In “the Office”, Michael is seen as someone who is inappropriate and ignorant with little self awareness. He uses verbal violence to gain social control over the other employees. This is seen in the episode, “The Alliance” where by he refers to his female employees in the party planning committee as his party planning biatches. This is just but subordination using verbal aggression to gain control, something that Michael does in two ways. First he takes them to be his, meaning they area below him, both as employees and also as females and therefore his property. Secondly, he calls them biatches, something other than human. In referring to them as his property and less human, Michael makes sure that they know that they are his subordinates and therefore he can control them in which way he feels appropriate. This view sends a powerful message which, if the show is taken as a satirical comedy, shows that his actions only reinforce his ignorance and misunderstanding but not the stereotypes and social norms. The viewer gets to understand through him that social norms and stereotypes are products of ignorance and misunderstanding from the people. This counters the norms that are related to gender, class, race, hegemonic hierarchy, and sexuality. This is exceptionally effective and powerful in that it manages to place just a single factor as the cause of the many social norms and stereotypes (Griffin p. 5).

The issue of race comes out in Tracy Jordan a character in the show 30 Rock. His character is brought out to be different from the others. On various occasions, he is shown as being slothful, illiterate, negligent husband and father, prodigal, lecherous, covetous, jealous, corrupt, and all sorts of vices. He is presented as carrying a unique medley of defects that makes him exist on a different platform than others especially Liz and Jack who have all the good qualities. He is not praised for anything substantial other than generating laughter. The writers of this show no very well that they have lumped all the stereo types and racially loaded qualities in one character. What this writer should know is that stereotypes can not be used ironically if they are not subverted. This, if watched over many years, may one day backfire. Because many of the blacks will see themselves in Tracy’s shoes and feel that they are wrongly portrayed. The dexterity and tools needed to address the issue of stereotypes must be proportionally equal to that stereotype. This is where 30 Rock fails miserably (Mlawski par. 10).

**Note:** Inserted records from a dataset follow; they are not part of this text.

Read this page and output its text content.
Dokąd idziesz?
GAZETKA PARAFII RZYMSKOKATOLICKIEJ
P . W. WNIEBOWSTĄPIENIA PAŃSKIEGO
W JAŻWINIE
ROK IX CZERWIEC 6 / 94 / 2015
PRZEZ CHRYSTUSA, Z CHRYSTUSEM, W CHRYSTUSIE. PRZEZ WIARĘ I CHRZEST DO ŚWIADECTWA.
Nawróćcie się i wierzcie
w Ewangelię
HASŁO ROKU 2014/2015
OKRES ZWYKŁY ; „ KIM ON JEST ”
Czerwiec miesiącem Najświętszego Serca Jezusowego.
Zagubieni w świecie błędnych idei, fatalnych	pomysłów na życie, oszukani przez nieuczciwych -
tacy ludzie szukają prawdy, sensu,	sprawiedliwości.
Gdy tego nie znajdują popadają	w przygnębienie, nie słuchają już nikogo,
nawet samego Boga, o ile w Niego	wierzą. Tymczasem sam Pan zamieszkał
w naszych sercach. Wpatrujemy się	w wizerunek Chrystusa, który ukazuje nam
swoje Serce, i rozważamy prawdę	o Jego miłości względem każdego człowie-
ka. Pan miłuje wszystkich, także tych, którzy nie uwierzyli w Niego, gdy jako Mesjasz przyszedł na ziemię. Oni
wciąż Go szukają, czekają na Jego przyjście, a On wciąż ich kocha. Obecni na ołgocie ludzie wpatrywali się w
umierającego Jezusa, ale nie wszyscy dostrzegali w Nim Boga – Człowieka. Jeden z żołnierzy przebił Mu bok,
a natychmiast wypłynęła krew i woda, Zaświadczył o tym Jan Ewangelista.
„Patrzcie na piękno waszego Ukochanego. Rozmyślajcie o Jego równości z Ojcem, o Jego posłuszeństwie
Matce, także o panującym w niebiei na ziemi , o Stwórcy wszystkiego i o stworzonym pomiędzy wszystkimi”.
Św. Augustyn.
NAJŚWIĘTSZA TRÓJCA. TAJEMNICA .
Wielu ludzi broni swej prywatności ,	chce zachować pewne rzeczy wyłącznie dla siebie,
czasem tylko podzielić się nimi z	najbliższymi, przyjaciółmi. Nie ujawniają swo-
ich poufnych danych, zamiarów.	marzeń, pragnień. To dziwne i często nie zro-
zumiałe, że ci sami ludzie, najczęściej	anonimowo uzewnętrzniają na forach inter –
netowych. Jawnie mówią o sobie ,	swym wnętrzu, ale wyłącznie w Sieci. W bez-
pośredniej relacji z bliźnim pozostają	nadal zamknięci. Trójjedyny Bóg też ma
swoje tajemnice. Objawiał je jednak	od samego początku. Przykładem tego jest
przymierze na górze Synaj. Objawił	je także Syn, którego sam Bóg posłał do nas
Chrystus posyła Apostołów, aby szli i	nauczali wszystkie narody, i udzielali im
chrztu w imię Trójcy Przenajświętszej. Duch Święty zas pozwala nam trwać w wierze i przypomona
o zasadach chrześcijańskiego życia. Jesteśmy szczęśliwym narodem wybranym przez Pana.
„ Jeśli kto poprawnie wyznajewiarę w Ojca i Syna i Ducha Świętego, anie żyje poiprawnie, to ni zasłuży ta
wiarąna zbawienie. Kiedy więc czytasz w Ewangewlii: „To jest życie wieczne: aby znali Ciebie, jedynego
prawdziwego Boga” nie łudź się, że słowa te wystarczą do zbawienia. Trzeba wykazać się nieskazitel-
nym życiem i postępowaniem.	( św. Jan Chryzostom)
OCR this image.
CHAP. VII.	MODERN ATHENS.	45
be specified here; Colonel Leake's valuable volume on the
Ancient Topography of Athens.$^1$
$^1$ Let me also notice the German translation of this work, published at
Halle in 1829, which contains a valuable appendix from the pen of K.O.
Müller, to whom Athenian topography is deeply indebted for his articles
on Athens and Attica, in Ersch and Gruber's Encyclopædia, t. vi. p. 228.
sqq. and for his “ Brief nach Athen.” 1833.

From the characters in the two TV shows it is clear that many issues are brought out from their acting. What comic writers should know is that they are required to interact with people of different race, gender, and social background and even become friends with them in the process. Once a comic writer acquires friends through his or her works, who are from different racial backgrounds and of different gender, he or she will experience the process in which unfamiliar ethnicities and gender inequalities fade away from the exotic to the ordinary, and in the process realize that stereotypes are not reductions or simplifications of people, but rather, masks that are involuntarily worn by those who seen more than they are heard. From ‘The Office”, characters are often used to portray images that strengthen social norms and stereotypes. But it also has those that counter these stereotypes and social norms. What is important is that the show tells its viewers that ignorance is the main issue that fuels the many social norms and stereotypes that are so prevalent in the society today.